The spokesperson added that decarbonisation is “fully incorporated” into the regulator’s work programme, and pointed to the Decarbonisation Action Plan the regulator published last year.

However, Dr Simon Cran-McGreehin, head of analysis at the non-profit Energy and Climate Intelligence Unit, agreed that “it’s important that regulations and planning rules are aligned with our net zero ambitions, supporting innovations such as upgrading onshore windfarms with the latest technology”.

Commenting on the report, the chief executive of EDF Renewables, and chair of RenewableUK’s Onshore Wind Steering Group, Matthieu Hue, said that the report “makes a clear offer to government that the industry is standing ready to work with ministers to maximise growth in the UK’s supply chain, inward investment, and exports”. 

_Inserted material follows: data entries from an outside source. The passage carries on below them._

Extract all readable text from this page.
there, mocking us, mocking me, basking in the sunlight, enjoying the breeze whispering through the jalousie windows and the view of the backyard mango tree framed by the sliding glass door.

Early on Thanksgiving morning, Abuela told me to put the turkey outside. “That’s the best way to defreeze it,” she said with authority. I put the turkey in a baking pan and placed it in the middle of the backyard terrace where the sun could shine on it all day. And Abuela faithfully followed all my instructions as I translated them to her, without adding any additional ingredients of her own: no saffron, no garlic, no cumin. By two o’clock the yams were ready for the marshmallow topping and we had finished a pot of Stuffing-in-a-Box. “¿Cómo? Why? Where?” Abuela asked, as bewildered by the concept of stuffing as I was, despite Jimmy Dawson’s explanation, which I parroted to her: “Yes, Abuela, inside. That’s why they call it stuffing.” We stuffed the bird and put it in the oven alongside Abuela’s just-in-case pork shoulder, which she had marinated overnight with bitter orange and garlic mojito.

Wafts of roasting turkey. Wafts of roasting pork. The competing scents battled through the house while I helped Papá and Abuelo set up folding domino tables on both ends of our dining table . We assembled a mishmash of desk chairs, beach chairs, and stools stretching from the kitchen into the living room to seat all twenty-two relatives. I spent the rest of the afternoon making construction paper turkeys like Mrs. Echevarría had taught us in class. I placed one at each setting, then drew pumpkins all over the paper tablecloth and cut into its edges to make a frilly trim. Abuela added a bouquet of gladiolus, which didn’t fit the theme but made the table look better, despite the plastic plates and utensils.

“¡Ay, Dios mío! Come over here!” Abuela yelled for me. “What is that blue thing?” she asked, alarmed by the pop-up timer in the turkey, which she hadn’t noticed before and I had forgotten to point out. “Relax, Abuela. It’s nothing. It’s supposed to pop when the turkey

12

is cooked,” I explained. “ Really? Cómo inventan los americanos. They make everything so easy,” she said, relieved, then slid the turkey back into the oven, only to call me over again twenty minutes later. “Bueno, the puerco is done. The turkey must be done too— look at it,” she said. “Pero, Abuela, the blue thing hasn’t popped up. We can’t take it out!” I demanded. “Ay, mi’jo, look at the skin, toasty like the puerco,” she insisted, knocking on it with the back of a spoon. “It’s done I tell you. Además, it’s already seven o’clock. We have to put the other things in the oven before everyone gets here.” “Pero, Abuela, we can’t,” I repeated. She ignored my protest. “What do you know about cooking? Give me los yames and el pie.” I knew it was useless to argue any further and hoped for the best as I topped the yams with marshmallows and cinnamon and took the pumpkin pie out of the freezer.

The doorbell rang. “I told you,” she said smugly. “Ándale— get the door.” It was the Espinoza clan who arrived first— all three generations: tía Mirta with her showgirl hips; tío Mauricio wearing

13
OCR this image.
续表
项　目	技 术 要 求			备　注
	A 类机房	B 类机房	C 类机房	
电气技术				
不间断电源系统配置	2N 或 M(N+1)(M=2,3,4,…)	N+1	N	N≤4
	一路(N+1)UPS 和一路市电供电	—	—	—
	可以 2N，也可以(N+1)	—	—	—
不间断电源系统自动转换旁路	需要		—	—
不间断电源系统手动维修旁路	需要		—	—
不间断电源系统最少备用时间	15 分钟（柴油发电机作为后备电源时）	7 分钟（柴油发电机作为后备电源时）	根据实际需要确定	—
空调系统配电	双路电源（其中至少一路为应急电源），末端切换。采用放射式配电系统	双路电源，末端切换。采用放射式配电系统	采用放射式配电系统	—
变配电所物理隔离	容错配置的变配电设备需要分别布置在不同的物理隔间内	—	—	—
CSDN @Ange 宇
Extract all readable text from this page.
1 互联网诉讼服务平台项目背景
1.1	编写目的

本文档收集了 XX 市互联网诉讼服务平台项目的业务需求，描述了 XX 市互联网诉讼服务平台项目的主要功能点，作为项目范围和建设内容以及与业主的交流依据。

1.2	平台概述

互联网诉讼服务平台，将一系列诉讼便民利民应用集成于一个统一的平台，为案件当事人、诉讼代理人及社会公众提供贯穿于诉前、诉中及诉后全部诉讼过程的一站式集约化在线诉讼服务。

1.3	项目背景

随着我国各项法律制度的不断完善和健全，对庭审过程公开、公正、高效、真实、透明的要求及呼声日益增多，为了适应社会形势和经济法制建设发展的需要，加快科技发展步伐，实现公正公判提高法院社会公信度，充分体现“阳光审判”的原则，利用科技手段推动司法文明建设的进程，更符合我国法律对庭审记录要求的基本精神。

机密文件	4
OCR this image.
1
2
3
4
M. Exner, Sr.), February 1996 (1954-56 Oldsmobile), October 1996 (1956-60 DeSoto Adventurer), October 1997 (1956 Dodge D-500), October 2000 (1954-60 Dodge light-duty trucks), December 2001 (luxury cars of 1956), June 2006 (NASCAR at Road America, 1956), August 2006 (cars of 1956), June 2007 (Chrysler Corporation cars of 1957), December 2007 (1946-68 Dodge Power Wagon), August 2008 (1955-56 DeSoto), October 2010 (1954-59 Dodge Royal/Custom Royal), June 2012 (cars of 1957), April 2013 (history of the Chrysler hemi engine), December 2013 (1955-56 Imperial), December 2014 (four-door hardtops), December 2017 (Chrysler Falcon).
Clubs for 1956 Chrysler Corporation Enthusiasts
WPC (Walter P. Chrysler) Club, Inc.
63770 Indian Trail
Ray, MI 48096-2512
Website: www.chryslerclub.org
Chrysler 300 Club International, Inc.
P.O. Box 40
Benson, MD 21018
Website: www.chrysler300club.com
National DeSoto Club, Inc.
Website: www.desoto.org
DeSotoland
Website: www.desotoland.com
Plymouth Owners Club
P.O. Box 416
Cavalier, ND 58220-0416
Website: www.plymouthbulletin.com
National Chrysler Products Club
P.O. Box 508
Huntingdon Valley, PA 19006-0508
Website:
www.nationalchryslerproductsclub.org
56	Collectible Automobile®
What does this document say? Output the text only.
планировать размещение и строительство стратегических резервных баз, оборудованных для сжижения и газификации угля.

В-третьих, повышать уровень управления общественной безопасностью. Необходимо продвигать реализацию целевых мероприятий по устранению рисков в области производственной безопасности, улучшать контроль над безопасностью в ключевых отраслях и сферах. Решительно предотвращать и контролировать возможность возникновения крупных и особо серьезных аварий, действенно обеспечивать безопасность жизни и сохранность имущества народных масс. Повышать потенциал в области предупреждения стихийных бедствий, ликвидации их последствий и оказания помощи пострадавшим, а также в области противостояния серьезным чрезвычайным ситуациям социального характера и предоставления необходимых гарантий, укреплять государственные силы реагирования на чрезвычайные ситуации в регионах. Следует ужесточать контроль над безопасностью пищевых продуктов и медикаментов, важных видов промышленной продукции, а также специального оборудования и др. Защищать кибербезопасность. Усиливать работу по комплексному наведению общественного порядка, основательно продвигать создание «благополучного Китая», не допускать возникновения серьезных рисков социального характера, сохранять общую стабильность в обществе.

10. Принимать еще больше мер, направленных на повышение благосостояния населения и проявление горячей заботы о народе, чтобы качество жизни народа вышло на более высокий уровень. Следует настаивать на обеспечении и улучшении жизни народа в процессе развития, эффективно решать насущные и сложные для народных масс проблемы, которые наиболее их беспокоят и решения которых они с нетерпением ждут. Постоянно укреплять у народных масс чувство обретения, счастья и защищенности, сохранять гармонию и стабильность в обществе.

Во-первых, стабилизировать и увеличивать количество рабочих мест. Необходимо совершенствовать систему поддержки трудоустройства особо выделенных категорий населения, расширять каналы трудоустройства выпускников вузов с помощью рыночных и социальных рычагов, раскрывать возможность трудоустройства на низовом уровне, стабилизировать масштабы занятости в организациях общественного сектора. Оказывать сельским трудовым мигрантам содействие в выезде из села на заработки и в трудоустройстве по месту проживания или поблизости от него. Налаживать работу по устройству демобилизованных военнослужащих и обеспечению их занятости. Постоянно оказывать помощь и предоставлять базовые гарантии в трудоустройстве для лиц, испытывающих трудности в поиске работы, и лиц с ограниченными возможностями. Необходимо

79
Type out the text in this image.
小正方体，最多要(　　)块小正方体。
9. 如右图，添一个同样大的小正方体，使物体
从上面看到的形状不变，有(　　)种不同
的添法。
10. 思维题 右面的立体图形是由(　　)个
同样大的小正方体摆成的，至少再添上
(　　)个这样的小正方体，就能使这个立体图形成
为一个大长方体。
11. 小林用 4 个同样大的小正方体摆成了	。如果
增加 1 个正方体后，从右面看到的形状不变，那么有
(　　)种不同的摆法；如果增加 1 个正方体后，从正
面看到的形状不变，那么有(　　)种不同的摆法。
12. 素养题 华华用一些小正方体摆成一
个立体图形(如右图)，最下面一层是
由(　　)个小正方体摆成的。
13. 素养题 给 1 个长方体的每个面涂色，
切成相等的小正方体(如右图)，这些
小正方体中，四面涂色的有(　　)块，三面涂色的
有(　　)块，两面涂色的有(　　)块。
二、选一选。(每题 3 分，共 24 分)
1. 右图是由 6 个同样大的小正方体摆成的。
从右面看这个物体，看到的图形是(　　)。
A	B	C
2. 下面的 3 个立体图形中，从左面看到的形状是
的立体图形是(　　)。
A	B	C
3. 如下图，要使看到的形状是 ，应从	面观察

He continued: “As it’s one of the cheapest ways to generate new power, onshore wind will reduce energy bills for consumers who are being hit hard by massive increases in gas prices.”

Asked for comment on the report’s findings, a spokesperson for the Department for Business, Energy and Industrial Strategy (BEIS) said that “latest figures indicate we now have over 14GW of onshore wind capacity installed in the UK, enough to power over 10m UK homes”, adding that onshore wind projects will already be able to compete in the next CfD allocation round. 

The spokesperson continued that while targets can be “useful” in giving certainty to sectors with long investment horizons, BEIS does not believe that government should prescribe the proportion of generation that will come from all specific technologies.

Rather, the department believes the role of government should be to enable the market to deliver the levels of deployment required.